Tenor horn, Baryton, Euphonium
These three instruments are very closely related. They are sometimes mistaken for 'little tubas', which is, however, exactly what they are. Lots of instrumental families come in a set of four voices from soprano to bass (soprano sax, alto sax, tenor sax, baritone sax, or violin, viola, tenor violin8, bass violin or violoncello9). Barytone or tenor horns form the baritone or tenor voice of the tuba family.
Tuba
The tuba is the lowest brass voice. It comes in different shapes (tuba, helikon, sousaphone) and tunings (F-tuba, Bb-tuba, C-tuba).
Trombone
The trombone is the only chromatic brass instrument which doesn't usually have valves. The length of the tube is changed by a slide at the bottom of the instrument. Sometimes a valve trombone is seen, too, which has a regular set of valves instead of a slide. Trombones come in different voices. There is even a soprano trombone which has the tonal range of a trumpet (experts say that it's in fact a slide trumpet). The most common one is the tenor trombone which has the tonal range of a tenor horn. Some trombones have additional valves ('triggers') which are operated with the player's thumb. These valves can change the tuning of the trombone, similar as with the (double) french horns.
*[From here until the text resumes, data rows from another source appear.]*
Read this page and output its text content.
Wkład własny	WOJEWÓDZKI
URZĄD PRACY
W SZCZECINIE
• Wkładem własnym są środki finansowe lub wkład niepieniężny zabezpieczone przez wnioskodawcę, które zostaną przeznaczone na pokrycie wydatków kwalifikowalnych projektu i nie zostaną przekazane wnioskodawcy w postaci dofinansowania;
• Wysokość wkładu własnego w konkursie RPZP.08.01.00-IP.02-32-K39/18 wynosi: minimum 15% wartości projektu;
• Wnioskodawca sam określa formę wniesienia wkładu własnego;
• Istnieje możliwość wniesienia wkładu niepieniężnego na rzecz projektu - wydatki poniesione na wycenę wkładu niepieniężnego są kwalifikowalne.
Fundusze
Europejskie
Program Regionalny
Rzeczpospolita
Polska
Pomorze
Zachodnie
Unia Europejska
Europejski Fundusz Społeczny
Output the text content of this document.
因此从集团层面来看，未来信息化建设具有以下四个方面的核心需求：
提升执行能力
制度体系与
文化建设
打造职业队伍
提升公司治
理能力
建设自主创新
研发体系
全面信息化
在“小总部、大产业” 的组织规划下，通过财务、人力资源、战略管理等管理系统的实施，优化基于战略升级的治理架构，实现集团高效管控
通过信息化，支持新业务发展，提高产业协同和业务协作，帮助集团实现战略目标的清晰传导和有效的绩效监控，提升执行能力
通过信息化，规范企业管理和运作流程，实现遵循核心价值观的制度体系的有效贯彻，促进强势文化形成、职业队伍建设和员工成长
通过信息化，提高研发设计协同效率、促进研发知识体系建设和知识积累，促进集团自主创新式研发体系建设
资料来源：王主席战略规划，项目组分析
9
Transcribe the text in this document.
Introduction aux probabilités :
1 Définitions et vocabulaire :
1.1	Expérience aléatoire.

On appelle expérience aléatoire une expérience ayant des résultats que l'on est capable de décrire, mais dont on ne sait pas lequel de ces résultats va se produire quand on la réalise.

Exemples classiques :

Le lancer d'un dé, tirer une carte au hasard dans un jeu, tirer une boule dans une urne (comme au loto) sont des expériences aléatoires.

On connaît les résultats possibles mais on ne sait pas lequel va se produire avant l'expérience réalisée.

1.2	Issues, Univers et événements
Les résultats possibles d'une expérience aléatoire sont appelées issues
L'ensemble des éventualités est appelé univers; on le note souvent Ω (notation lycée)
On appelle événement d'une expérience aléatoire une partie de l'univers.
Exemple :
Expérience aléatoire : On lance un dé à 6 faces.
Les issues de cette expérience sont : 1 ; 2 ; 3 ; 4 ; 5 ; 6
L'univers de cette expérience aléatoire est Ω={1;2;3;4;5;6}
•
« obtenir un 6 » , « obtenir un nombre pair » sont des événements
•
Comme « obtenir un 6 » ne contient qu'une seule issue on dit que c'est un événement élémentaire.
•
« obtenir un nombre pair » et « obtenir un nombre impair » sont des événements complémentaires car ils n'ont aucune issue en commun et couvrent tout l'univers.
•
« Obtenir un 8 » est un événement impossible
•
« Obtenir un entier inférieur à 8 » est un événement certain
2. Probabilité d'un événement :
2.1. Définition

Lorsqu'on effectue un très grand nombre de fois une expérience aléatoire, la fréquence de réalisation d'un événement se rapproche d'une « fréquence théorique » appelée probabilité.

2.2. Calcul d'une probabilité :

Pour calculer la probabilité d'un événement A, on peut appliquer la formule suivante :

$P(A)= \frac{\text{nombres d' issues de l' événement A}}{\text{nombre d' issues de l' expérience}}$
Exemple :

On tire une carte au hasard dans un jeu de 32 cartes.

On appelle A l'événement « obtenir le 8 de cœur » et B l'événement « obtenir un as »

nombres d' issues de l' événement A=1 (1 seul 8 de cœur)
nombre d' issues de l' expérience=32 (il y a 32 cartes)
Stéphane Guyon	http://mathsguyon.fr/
'Wooden' Brass Instruments
The Australian didgeridoo is just a long, more or less straight wooden pipe without any moving parts. The tone is created by the players lips, along with some singing and grunting into the instrument. This causes the specific, magic sound of the 'didge'.
The European 'alphorn' is a really long straight wooden tube with a curved up muzzle. Typical alphorns have a length of 15 ft and more.
Brass Instruments made of animal horns or Chonch shells
Sometimes animal horns or conch shells are used as wind instruments. As their length and hence their pitch is a freak of nature, they hardly fit into a standard musical context. Some players, esp. Mr. Steve Turre, have pushed the conch shell perfomance beyond the limit of what was imaginable before.